By Donald F. Smith, Cornell University
Posted April 4, 2014
See also https://www.veritasdvmblog.com/dual-dvmmd-program-established-montreal-canada/
Veterinarians can now become physicians with just one year of extra study!! To emphasize the growing understanding that human and veterinary medicine are complementary and that they are founded upon the same scientific principles, the dean of the Montreal Veterinary College has joined forces with a leading physician who has just returned from a tour in Europe. The two renowned academics also share the same avant-garde philosophy of medical teaching. With the veterinary dean’s consent, Canada’s foremost physician, will initiate a research program in comparative medicine and also develop a joint teaching program for medical and veterinary students.
Under the program, veterinary student instruction in physiology, pathology, chemistry and microscopy will be shared with physicians from the McGill University Faculty of Medicine. In these courses, the content will be the same as that for medical students, and the examinations will be identical.
Students who complete the veterinary curriculum in good standing will be able to take one additional year in the McGill medical curriculum and will qualify as physicians as well as veterinarians.[i]
As you may have guessed if you read this far, the above report is not contemporary. Rather, it is from the 1880s when novel strategic thinking about the health sciences was more prevalent that it is today. And it was only made possible because it was between two of the most brilliant and opportunistic medical minds of the late 19th century.

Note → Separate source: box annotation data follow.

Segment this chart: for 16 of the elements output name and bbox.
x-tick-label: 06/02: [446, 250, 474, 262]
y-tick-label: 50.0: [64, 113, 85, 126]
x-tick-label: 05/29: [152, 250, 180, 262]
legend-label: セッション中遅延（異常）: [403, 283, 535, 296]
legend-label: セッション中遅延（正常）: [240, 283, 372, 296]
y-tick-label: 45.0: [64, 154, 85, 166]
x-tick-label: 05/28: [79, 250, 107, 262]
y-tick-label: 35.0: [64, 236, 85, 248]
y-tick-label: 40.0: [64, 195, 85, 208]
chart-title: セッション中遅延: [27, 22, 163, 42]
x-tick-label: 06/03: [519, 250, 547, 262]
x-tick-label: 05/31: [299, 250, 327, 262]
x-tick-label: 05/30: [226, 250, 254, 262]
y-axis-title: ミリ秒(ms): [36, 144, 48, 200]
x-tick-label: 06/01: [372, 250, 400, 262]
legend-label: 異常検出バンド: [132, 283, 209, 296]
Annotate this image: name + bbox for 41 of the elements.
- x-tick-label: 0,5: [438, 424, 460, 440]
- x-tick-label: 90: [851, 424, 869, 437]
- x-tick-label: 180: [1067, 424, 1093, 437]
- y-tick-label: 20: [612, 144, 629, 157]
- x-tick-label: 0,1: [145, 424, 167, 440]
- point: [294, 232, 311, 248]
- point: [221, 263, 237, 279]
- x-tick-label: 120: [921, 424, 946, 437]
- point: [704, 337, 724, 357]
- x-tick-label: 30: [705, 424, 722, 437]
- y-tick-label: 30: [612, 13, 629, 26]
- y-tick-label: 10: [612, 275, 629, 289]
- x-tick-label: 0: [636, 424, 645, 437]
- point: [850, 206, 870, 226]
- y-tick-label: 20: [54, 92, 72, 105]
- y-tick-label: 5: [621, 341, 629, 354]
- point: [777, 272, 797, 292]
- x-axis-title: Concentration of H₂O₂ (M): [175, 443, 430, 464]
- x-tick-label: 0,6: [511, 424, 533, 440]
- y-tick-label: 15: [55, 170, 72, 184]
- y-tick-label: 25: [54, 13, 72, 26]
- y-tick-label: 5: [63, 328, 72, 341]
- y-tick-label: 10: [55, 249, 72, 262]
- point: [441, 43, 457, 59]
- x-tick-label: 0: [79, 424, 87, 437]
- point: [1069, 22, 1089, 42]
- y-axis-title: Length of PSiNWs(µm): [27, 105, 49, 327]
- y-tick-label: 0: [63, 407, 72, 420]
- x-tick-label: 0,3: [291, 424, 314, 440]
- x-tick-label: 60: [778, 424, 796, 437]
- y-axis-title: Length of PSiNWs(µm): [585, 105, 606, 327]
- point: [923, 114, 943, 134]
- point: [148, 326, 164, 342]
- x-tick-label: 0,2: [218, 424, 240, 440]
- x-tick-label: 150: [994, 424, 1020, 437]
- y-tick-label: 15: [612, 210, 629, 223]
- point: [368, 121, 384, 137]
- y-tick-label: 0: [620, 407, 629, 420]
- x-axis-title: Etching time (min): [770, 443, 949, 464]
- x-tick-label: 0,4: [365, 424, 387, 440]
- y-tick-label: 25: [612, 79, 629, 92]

The physician of the duo was William Osler, then still at McGill (before he went to Philadelphia and from there to Baltimore where he helped establish the Johns Hopkins Hospital). Osler was America’s first comparative pathologist and he even convinced the dean of the Montreal Veterinary College to rename his institution the Faculty of Comparative Medicine.
The veterinarian is someone whose name few will recognize. Many more people know the reputation of his classmate, Andrew Smith, who also graduated in 1861 from the renowned Edinburgh Veterinary College. Others will know of Cornell’s first veterinary professor, James Law, also a contemporary student from Edinburgh. This third member of the distinguished Scottish trio, and the man with whom Osler felt such a close affinity, was Duncan McNab McEachran.
Duncan McNab McEachran
(Photo from Dictionary of Canadian Biography, see reference 1, below)
Though McEachran was probably the most brilliant of the three veterinarians, and certainly had the career with the greatest versatility, the college he founded in Montreal would only last until 1903 when the continued decline in public funding, and McEachran’s continued insistence on very high academic standards, led to fewer and fewer students. Though he arranged for teaching sections in both English and French (actually that was another challenge because of the need for faculty in each language), the enrollment continued to fall until McEachran was forced to close.
Nonetheless, a total of 315 students graduated from the college that many considered one of the best, if not the best, veterinary institution in North America at the time.
McEachran had a multifaceted career in additional to his role as an educator. He developed the first animal quarantine system for Canada at a time with increased transatlantic movement of livestock was increasing and foot-and-mouth disease was present in Britain. In 1876, he was appointed the chief livestock inspector for Canada and set up quarantine stations that later become a model for the US system. Four years earlier, New York City authorities had invited McEachran to find ways to combat the severe influenza outbreak in horses that had paralyzed the city in what was often referred to as the great equine epizootic of 1872.
By the 1890’s, McEachran branched into controlling tuberculosis through tuberculin testing. Twenty years before the practice was accepted, he recommended a system for producing and distributing milk in Montreal. Within the professional organizations for veterinary medicine, he worked with Andrew Smith to improve the training of graduate veterinarians, and to reduce the possibility of charlatans from plying their trade. His writings and political action were instrumental in creating the Board of Veterinary Surgeons for the Province of Quebec.
In later life, his entrepreneurial spirit led him to areas of financial profit as a stockbreeder, when he helped establish two of the largest ranches in western Canada.
Like so many other events in veterinary history, sometimes programs close and other times the full expression of peoples’ talents and passions are never realized for other reasons. I think of the untimely closure of Harvard’s Veterinary College in 1901, the dismissal of Daniel Salmon from the Bureau of Animal Industry in the same decade, the death (was it really of natural causes?) of Pennsylvania’s Dean Leonard Pearson, the decision to keep Cornell’s veterinary college in Ithaca, rather than have it join its partner medical school when it moved to New York City, the tragic rule of anti-Semitism over rationality in the closure of Middlesex University in the 1940s. The list goes on.
The closure of McGill’s Faculty of Comparative Medicine is one of the great tragedies in the history of veterinary medicine. Another way to think of McEachran’s lost impact could be imagined if he had come to the US after the turn of the century, and landed at one of the veterinary colleges in New York City (perhaps Columbia or New York University, for example) or at the University of Pennsylvania, or maybe even in Washington, what a different world veterinary medicine would be today. One can only dream of the impact he could have had on the development of veterinary medicine and One Health, both as an individual, and through his continued association with physicians like William Osler.